Even if plastic only really existed for 60-70 years it has changed our lives completely, from clothing and cooking to catering and product design. One million plastic bottles are bought every minute or 20,000 per second. Only in 2016, 460bn bottles were sold, of which 110bn just by Coca-Cola. Drinks bottles are the most common types of plastic waste, which usually end up in the oceans. Industrial ecologist calculated the total volume of all plastics ever produced, and currently is at 8.3bn tones. Of this, 6.3bn tones is a waste now.
Due to the last episode of Blue Planet II, which showed the dramatic destruction of ocean wildlife by the pollution of plastic, this issue became the centre of attention one more time.
The UK Government has already taken steps to stop this process, such as charging customers for carrier bags and the ban on microbeads, however, Theresa May admitted that bigger amounts of overseas aid money could be used to save marine life.
Ministers are currently looking at ways how to manage the consumption of plastic to make it more sustainable. Some suggestions include deposit-return schemes and introduce more and better free-drinking supplies in cities all over the country.
This huge amount of waste is because of our lifestyles, where plastic is used for many throwaway or “single-use” items, from drinks bottles and nappies to cutlery and cotton buds, all of them ending up in the natural environment. The estimated time taken to biodegrade for both a plastic bottle and a nappy is 450 years. This means that a nappy will be on earth around five times more than the baby it helps. Also, the cotton buds that we throw down the toilet eventually ends up in the oceans, where animals often confuse them for food. It’s likely that about 10m tonnes of plastic currently ends up in the oceans each year.
For seabirds and larger marine creatures like turtles, dolphins and seals, the danger comes from being entangled in plastic bags and other debris. Turtles cannot distinguish between plastic bags and jellyfish, which can be part of their diet. Plastic bags, once consumed, cause internal blockages and usually result in death. Larger pieces of plastic can also damage the digestive systems of seabirds and whales and can be potentially fatal.

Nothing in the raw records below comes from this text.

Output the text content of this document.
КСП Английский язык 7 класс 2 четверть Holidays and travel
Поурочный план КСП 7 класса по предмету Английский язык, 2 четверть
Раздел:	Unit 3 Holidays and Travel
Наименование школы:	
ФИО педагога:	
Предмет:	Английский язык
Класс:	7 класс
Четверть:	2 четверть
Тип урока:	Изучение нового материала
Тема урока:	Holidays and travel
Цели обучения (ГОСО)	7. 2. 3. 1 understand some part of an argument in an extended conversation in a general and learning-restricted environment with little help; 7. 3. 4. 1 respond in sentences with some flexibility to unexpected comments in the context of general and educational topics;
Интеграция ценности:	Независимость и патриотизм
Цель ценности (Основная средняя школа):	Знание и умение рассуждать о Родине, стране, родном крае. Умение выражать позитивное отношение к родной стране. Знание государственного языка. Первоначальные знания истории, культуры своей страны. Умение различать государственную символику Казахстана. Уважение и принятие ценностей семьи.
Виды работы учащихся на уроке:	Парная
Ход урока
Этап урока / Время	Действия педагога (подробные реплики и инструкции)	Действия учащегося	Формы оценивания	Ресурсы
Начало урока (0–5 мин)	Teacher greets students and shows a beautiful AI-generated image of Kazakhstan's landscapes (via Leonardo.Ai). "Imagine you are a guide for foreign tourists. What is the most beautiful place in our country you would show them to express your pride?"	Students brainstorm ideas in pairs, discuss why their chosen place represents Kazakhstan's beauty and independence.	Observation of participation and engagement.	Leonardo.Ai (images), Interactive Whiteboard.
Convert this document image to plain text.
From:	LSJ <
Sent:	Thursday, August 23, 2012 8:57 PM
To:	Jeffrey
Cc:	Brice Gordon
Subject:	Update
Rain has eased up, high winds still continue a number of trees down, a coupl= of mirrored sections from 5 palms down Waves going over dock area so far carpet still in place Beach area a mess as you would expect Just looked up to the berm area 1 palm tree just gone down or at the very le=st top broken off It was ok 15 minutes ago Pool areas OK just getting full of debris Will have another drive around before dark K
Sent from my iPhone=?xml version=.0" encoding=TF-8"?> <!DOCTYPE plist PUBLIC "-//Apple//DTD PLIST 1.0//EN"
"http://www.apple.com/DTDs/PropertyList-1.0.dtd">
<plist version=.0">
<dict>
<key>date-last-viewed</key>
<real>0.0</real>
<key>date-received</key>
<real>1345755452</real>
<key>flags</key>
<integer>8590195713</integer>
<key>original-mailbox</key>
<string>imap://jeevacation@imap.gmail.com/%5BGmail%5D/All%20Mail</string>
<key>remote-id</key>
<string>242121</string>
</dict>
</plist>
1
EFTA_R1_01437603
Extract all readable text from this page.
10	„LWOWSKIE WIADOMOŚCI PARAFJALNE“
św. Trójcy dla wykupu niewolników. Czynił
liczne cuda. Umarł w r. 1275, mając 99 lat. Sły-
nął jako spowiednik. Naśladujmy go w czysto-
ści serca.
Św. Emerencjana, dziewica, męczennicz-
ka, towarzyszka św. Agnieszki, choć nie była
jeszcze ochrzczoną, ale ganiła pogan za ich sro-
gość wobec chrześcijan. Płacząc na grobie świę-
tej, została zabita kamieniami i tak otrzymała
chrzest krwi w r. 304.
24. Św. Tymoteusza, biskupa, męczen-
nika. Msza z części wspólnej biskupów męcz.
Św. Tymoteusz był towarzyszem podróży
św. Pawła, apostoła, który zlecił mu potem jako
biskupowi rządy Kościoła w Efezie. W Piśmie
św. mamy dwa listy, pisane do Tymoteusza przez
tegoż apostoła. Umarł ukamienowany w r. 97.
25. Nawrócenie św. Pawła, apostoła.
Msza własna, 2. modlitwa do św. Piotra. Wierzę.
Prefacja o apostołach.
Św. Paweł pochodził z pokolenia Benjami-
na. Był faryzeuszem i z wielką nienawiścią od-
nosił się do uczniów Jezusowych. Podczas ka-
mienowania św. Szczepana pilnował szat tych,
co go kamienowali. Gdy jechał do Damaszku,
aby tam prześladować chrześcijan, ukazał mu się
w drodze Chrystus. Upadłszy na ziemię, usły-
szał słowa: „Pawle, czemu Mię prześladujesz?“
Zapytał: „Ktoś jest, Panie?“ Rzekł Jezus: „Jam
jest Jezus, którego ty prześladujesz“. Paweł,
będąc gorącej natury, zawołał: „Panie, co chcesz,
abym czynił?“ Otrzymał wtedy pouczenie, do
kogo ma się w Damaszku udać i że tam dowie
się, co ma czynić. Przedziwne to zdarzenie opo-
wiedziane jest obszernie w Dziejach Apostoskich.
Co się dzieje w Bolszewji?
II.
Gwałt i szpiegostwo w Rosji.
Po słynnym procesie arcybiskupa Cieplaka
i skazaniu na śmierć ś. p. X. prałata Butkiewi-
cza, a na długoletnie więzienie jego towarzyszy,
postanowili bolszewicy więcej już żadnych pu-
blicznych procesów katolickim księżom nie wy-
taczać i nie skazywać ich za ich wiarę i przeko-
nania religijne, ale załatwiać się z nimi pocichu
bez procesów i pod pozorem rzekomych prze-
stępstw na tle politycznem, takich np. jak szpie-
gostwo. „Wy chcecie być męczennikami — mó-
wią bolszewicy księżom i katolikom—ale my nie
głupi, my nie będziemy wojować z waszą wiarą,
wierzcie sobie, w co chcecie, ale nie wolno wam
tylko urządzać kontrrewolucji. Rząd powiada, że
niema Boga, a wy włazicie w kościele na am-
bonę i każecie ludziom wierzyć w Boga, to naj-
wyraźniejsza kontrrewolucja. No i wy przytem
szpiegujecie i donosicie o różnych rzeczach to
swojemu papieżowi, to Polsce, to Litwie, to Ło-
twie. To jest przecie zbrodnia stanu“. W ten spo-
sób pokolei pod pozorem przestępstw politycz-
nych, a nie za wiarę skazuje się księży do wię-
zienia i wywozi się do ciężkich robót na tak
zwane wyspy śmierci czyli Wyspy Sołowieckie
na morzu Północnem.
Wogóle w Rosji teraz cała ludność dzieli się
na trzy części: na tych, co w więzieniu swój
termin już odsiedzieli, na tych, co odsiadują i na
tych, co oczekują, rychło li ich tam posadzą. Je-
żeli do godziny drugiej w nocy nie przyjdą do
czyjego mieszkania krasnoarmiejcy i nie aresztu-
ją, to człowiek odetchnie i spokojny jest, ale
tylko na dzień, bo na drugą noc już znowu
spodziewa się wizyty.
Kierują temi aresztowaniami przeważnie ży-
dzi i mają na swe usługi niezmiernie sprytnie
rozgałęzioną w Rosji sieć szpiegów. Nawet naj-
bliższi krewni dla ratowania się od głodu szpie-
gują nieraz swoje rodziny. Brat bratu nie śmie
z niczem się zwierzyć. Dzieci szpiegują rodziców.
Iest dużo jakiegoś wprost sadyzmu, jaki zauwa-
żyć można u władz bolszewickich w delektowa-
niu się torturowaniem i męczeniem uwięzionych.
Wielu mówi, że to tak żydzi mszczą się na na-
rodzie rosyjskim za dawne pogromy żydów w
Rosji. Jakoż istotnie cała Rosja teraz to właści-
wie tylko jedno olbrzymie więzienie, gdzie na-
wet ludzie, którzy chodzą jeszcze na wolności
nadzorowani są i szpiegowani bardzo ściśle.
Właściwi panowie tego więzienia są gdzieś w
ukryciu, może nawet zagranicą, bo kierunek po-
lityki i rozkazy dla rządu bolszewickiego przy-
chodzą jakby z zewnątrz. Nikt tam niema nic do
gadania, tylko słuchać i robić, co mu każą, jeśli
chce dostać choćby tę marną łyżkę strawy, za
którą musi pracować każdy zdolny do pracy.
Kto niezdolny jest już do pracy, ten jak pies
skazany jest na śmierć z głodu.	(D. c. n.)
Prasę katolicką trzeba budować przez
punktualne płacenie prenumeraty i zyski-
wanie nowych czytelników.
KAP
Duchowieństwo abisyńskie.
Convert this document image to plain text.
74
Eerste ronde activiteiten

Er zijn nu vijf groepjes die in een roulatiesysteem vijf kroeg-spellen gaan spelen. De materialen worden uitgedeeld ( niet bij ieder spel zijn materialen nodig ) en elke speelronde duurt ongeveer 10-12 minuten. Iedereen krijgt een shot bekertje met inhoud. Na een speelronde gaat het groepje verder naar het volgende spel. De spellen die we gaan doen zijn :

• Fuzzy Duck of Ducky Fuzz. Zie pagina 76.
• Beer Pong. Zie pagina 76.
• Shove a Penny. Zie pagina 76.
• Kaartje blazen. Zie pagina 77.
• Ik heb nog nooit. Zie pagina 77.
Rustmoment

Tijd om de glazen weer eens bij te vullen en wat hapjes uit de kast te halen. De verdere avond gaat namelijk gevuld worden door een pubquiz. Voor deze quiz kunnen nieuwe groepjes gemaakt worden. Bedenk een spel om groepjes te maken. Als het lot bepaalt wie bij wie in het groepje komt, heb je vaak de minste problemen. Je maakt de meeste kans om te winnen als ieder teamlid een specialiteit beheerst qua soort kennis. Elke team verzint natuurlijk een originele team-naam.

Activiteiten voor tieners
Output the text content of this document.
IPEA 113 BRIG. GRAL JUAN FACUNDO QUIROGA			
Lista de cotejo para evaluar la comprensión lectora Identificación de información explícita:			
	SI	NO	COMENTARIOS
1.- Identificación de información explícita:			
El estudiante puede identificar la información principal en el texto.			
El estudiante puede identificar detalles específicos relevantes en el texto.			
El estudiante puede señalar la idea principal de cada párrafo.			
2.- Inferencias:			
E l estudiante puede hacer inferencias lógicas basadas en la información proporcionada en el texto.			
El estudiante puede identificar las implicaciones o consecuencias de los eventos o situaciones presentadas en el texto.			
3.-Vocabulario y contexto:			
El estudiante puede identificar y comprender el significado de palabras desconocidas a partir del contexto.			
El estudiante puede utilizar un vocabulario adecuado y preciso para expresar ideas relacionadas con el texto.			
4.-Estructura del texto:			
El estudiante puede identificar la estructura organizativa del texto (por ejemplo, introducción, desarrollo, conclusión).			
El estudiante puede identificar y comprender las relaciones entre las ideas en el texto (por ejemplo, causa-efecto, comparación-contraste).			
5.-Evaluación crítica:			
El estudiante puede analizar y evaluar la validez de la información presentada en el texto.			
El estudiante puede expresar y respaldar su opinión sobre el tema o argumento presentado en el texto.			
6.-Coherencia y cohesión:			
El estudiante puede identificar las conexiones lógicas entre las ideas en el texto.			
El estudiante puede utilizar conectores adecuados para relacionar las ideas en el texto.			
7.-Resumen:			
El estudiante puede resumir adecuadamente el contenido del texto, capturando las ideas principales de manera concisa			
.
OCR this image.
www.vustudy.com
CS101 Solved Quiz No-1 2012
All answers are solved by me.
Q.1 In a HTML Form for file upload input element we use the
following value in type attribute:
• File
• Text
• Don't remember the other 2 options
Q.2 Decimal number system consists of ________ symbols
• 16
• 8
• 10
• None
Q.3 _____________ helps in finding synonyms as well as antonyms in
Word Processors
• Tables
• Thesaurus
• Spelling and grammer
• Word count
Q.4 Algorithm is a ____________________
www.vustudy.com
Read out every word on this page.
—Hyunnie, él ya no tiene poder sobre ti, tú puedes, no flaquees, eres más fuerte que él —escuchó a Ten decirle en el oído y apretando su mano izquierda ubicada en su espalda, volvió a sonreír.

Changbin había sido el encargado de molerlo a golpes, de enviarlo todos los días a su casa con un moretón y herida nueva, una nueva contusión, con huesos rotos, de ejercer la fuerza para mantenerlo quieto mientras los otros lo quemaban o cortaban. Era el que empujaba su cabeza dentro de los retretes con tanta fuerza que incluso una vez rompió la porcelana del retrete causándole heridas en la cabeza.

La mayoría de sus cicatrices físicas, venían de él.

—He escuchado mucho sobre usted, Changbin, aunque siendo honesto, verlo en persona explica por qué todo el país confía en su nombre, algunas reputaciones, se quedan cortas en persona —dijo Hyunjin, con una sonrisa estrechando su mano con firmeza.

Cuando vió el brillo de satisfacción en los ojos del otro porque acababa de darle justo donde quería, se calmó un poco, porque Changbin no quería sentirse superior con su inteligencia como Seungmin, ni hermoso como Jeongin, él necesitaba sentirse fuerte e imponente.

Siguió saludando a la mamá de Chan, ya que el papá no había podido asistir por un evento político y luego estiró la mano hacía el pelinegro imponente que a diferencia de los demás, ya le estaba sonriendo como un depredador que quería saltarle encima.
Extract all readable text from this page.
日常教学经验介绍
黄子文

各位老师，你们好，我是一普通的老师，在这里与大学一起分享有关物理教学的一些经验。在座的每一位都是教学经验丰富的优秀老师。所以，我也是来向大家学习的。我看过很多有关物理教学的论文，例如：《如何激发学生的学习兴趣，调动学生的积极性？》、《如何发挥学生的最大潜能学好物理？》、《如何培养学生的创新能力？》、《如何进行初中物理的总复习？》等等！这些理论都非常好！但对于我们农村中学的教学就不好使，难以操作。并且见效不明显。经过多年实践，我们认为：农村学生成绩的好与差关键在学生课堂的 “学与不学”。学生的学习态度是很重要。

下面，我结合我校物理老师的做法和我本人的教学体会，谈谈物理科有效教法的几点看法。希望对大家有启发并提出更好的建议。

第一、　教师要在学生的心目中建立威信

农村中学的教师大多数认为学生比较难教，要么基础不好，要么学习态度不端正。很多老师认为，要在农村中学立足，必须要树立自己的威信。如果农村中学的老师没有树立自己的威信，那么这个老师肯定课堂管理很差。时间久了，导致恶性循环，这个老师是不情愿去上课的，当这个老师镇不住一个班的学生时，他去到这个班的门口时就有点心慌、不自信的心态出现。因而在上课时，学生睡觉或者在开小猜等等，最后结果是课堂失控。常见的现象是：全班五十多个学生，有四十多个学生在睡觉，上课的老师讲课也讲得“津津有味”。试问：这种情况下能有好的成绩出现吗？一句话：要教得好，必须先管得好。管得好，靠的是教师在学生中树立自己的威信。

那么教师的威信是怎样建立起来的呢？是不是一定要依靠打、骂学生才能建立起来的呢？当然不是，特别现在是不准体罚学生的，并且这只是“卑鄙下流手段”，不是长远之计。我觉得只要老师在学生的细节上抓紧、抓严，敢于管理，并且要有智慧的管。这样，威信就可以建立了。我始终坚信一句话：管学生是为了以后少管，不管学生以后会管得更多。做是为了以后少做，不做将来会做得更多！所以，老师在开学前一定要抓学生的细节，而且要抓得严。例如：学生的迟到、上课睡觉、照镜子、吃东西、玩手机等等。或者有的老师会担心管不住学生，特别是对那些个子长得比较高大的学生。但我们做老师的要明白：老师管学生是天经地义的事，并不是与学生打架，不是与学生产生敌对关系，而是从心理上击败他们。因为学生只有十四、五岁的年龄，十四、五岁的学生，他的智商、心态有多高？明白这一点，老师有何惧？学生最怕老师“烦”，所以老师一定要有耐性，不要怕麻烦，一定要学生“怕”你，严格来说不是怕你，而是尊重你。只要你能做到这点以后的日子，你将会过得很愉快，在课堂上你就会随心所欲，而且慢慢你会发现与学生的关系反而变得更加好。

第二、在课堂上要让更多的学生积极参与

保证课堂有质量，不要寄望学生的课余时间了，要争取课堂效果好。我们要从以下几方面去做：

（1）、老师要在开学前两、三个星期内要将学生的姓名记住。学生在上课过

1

A recent survey by Plymouth University found that plastic was found in a third of UK-caught fish, including cod, haddock, mackerel and shellfish. This can result in malnutrition or starvation for the fish, and lead to plastic ingestion in humans too. Wasting plastic not only damages the environment, birds, fish and turtles but in an indirect way our health as well.
There are so many little steps we can do to help marine wildlife and decrease plastic pollution. Can you see it now?